また、上述の実施形態では、電界効果トランジスタ420のソース・ドレイン間を短絡するためのスイッチとしてフォトモスリレー430を用いたので、安価に装置を構成することができる。
【0058】
(変形例)
次に、上述の実施形態の変形例を説明する。
図3は、上述の実施形態の変形例による電力変換装置2の構成を示す。この変形例による電力変換装置2は、上述の実施形態による
図1に示す電力変換装置1の構成において、抵抗R5が省かれ、抵抗R4が電源電圧Vccの電源ノードとフォトダイオードPDとの間に移動され、pnp型トランジスタQ2のベースが抵抗R4とフォトダイオードPDとの間のノードに接続されている。
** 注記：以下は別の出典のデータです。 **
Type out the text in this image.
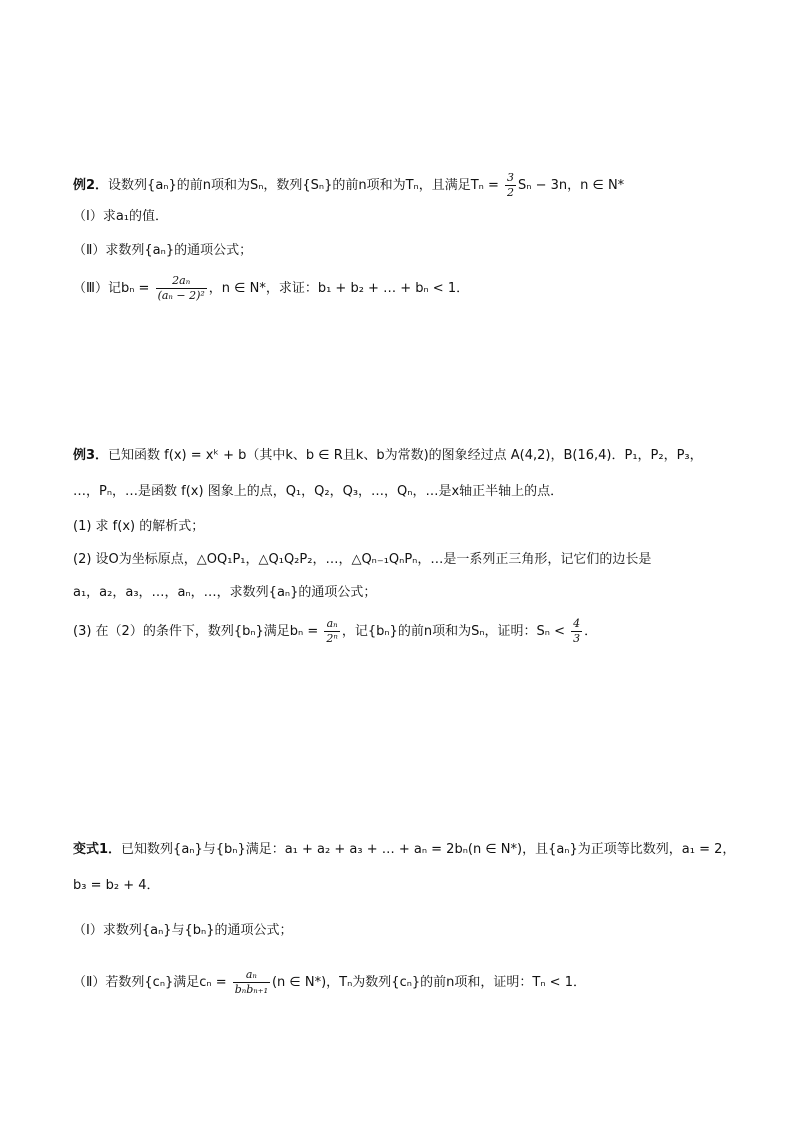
例2．设数列{aₙ}的前n项和为Sₙ，数列{Sₙ}的前n项和为Tₙ，且满足$T_n = \frac{3}{2}$ Sₙ − 3n，n ∈ N*
（Ⅰ）求a₁的值．
（Ⅱ）求数列{aₙ}的通项公式；
（Ⅲ）记$b_n = \frac{\text{2aₙ}}{\text{(aₙ − 2)²}}$ ，n ∈ N*，求证：b₁ + b₂ + … + bₙ < 1．
例3．已知函数 f(x) = xᵏ + b（其中k、b ∈ R且k、b为常数)的图象经过点 A(4,2)，B(16,4)．P₁，P₂，P₃，
…，Pₙ，…是函数 f(x) 图象上的点，Q₁，Q₂，Q₃，…，Qₙ，…是x轴正半轴上的点．
(1) 求 f(x) 的解析式；
(2) 设O为坐标原点，△OQ₁P₁，△Q₁Q₂P₂，…，△Qₙ₋₁QₙPₙ，…是一系列正三角形，记它们的边长是
a₁，a₂，a₃，…，aₙ，…，求数列{aₙ}的通项公式；
(3) 在（2）的条件下，数列{bₙ}满足$b_n = \frac{\text{aₙ}}{\text{2ⁿ}}$ ，记{bₙ}的前n项和为Sₙ，证明：$S_n < \frac{4}{3}$ ．
变式1．已知数列{aₙ}与{bₙ}满足：a₁ + a₂ + a₃ + … + aₙ = 2bₙ(n ∈ N*)，且{aₙ}为正项等比数列，a₁ = 2，
b₃ = b₂ + 4．
（Ⅰ）求数列{aₙ}与{bₙ}的通项公式；
（Ⅱ）若数列{cₙ}满足$c_n = \frac{\text{aₙ}}{\text{bₙbₙ₊₁}} (n$ ∈ N*)，Tₙ为数列{cₙ}的前n项和，证明：Tₙ < 1．
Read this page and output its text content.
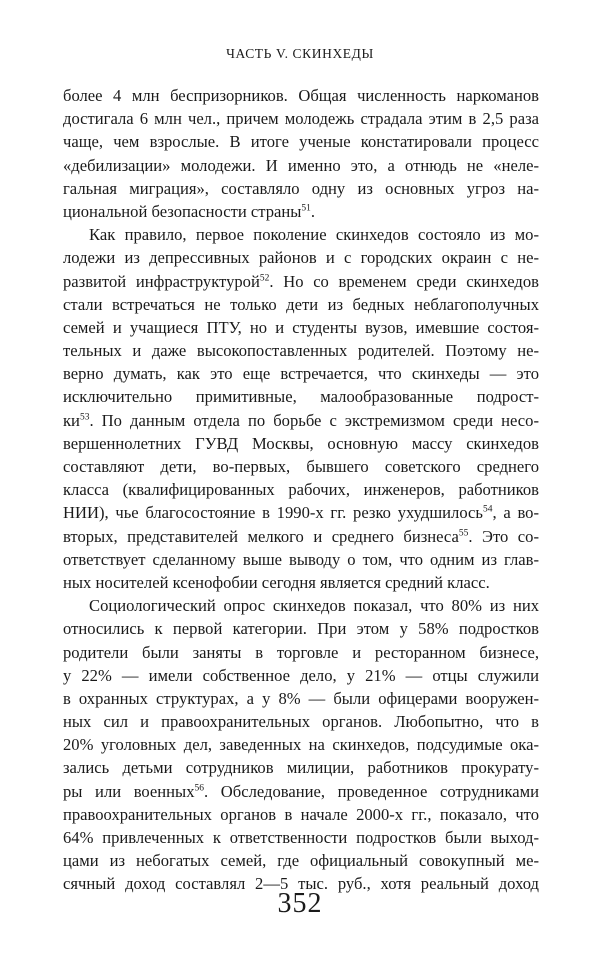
ЧАСТЬ V. СКИНХЕДЫ
более 4 млн беспризорников. Общая численность наркоманов
достигала 6 млн чел., причем молодежь страдала этим в 2,5 раза
чаще, чем взрослые. В итоге ученые констатировали процесс
«дебилизации» молодежи. И именно это, а отнюдь не «неле-
гальная миграция», составляло одну из основных угроз на-
циональной безопасности страны$^{51}$.
Как правило, первое поколение скинхедов состояло из мо-
лодежи из депрессивных районов и с городских окраин с не-
развитой инфраструктурой$^{52}$. Но со временем среди скинхедов
стали встречаться не только дети из бедных неблагополучных
семей и учащиеся ПТУ, но и студенты вузов, имевшие состоя-
тельных и даже высокопоставленных родителей. Поэтому не-
верно думать, как это еще встречается, что скинхеды — это
исключительно примитивные, малообразованные подрост-
ки$^{53}$. По данным отдела по борьбе с экстремизмом среди несо-
вершеннолетних ГУВД Москвы, основную массу скинхедов
составляют дети, во-первых, бывшего советского среднего
класса (квалифицированных рабочих, инженеров, работников
НИИ), чье благосостояние в 1990-х гг. резко ухудшилось$^{54}$, а во-
вторых, представителей мелкого и среднего бизнеса$^{55}$. Это со-
ответствует сделанному выше выводу о том, что одним из глав-
ных носителей ксенофобии сегодня является средний класс.
Социологический опрос скинхедов показал, что 80% из них
относились к первой категории. При этом у 58% подростков
родители были заняты в торговле и ресторанном бизнесе,
у 22% — имели собственное дело, у 21% — отцы служили
в охранных структурах, а у 8% — были офицерами вооружен-
ных сил и правоохранительных органов. Любопытно, что в
20% уголовных дел, заведенных на скинхедов, подсудимые ока-
зались детьми сотрудников милиции, работников прокурату-
ры или военных$^{56}$. Обследование, проведенное сотрудниками
правоохранительных органов в начале 2000-х гг., показало, что
64% привлеченных к ответственности подростков были выход-
цами из небогатых семей, где официальный совокупный ме-
сячный доход составлял 2—5 тыс. руб., хотя реальный доход
352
その他の構成は、
図1に示すものと同一である。
【0059】
上述の
図1に示した電力変換装置1によれば、計時部442が所定期間の終了を計時するまで、第2制御信号SGは発生されないが、
図3に示す変形例では、第2制御信号SGとして、定常的に電源電圧Vccのレベルが抵抗R6の一端に印加されている。従って時刻t3で計時部442が計時を終了するまでの所定期間においても、電界効果トランジスタ420を導通させるための第2制御信号SGが発生された状態となっている。
【0060】
ここで、時刻t3までは前述のようにフォトモスリレーPRがオン状態にあるので、電界効果トランジスタ420のゲート・ソース間が短絡され、そのゲート電圧Vgsはグランドレベルに維持される。このため、第2制御信号SGが発生された状態にあっても、上述の電力変換装置1と同様に、時刻t3までは電界効果トランジスタ420が非導通状態に制御される。従って、上述の電力変換装置1と同様に電界効果トランジスタ420を突入電流Irushから保護することができる。
この変形例によれば、上述の電力変換装置1と比較して、抵抗R5を備えないので、構成を簡略化することができる。
【0061】
以上、本発明の実施形態を説明したが、本発明は上述の実施形態に限定されるものではなく、本発明の要旨を逸脱しない範囲で種々の変形が可能である。例えば、上述の実施形態では、電源ラインDHの電圧VDHから電源の投入を検知するものとしたが、この例に限定されず、スイッチSWの投入を検知することにより、電源の投入を検知するものとしてもよい。